Gilmar Mendes Entra na Briga contra Zambelli e STF Deve Sofrer Nova Derrota Internacional
O ministro Gilmar Mendes, do Supremo Tribunal Federal (STF), enviou informações à Advocacia-Geral da União (AGU) com o objetivo de reforçar o pedido de extradição da ex-deputada federal Carla Zambelli (PL-SP) à Itália. O caso em questão refere-se à perseguição armada ocorrida em São Paulo, na véspera das eleições de 2022.
Em decisão assinada na noite desta terça-feira (23), Mendes ressaltou que Zambelli foi condenada pelo plenário do Supremo por ampla maioria. Como relator da ação penal, ele também garantiu que, caso a extradição seja autorizada, a ex-deputada cumprirá sua pena em um estabelecimento prisional adequado.
O Novo Julgamento na Itália
O envio desses dados à AGU ocorre de forma estratégica, às vésperas de um momento decisivo. A Corte de Cassação de Roma tem agendado para o dia 1º de julho o julgamento de um segundo pedido de extradição envolvendo a ex-parlamentar.

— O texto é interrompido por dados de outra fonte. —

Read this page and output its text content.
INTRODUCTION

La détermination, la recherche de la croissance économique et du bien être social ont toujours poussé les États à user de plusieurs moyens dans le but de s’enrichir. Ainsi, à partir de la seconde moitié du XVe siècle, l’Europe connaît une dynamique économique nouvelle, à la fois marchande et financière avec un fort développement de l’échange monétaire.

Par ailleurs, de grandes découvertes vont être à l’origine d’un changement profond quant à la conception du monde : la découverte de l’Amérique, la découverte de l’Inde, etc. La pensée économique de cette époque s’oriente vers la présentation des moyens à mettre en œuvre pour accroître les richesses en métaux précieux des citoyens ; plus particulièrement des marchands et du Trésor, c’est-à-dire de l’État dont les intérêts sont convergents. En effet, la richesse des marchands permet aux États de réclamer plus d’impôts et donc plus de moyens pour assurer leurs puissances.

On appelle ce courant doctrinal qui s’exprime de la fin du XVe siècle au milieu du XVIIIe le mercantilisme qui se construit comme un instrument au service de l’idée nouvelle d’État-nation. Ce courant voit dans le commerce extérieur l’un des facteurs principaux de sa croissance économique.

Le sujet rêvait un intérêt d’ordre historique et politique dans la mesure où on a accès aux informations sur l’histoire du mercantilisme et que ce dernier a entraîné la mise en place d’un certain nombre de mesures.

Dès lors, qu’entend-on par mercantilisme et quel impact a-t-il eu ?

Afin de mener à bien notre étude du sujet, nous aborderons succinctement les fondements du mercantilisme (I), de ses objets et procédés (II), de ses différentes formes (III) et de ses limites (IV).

Pelos fatos ocorridos em 2022, quando ainda exercia o mandato, Zambelli foi condenada pelo STF a 5 anos e 3 meses de prisão.

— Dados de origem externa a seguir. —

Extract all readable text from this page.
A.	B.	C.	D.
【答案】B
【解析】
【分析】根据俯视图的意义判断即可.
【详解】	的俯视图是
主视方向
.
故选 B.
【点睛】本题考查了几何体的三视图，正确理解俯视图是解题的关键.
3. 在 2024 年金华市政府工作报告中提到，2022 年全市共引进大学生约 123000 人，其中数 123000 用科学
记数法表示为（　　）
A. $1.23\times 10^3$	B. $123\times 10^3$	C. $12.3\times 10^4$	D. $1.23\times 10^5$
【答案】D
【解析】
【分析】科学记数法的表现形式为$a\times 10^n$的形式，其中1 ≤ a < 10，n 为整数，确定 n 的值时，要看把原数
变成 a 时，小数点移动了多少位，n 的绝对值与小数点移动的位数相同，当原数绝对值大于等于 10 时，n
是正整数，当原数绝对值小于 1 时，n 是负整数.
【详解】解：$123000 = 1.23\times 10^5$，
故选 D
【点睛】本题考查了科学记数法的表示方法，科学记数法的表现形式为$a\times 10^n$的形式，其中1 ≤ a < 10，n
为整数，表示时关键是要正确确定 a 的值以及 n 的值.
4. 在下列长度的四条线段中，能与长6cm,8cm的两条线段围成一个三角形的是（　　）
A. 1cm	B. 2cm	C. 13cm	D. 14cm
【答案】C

Os crimes imputados a ela são de porte ilegal de arma de fogo e constrangimento ilegal com emprego de arma.
O Precedente: Primeira Extradição Negada
Apesar da movimentação de Gilmar Mendes, o histórico recente aponta para dificuldades do STF no exterior. Carla Zambelli encontra-se em liberdade desde o dia 22 de maio, após a Justiça italiana negar um pedido de extradição anterior.
Esse primeiro processo estava relacionado à invasão dos sistemas do Conselho Nacional de Justiça (CNJ), caso no qual a ex-deputada foi condenada a 10 anos e 8 meses de prisão no Brasil.
Ao negar a extradição, a Justiça da Itália fundamentou sua decisão apontando uma suposta parcialidade do ministro Alexandre de Moraes, afirmando que o magistrado brasileiro figurava simultaneamente como “juiz e vítima” no processo. O documento da corte europeia destacou:
“Emergiram diversos elementos capazes de suscitar dúvidas sobre a imparcialidade, sob o aspecto objetivo, do tribunal que proferiu a condenação da recorrente.”
Expectativa de Nova Derrota
Com a recusa firme da extradição no processo do CNJ, a tendência jurídica e política é que a Corte de Cassação italiana profira uma nova decisão favorável a Zambelli no julgamento do dia 1º de julho.
Caso o cenário se confirme, representará mais um revés internacional para o STF, alimentando críticas sobre a percepção de cortes estrangeiras quanto à imparcialidade do tribunal brasileiro nos julgamentos políticos recentes.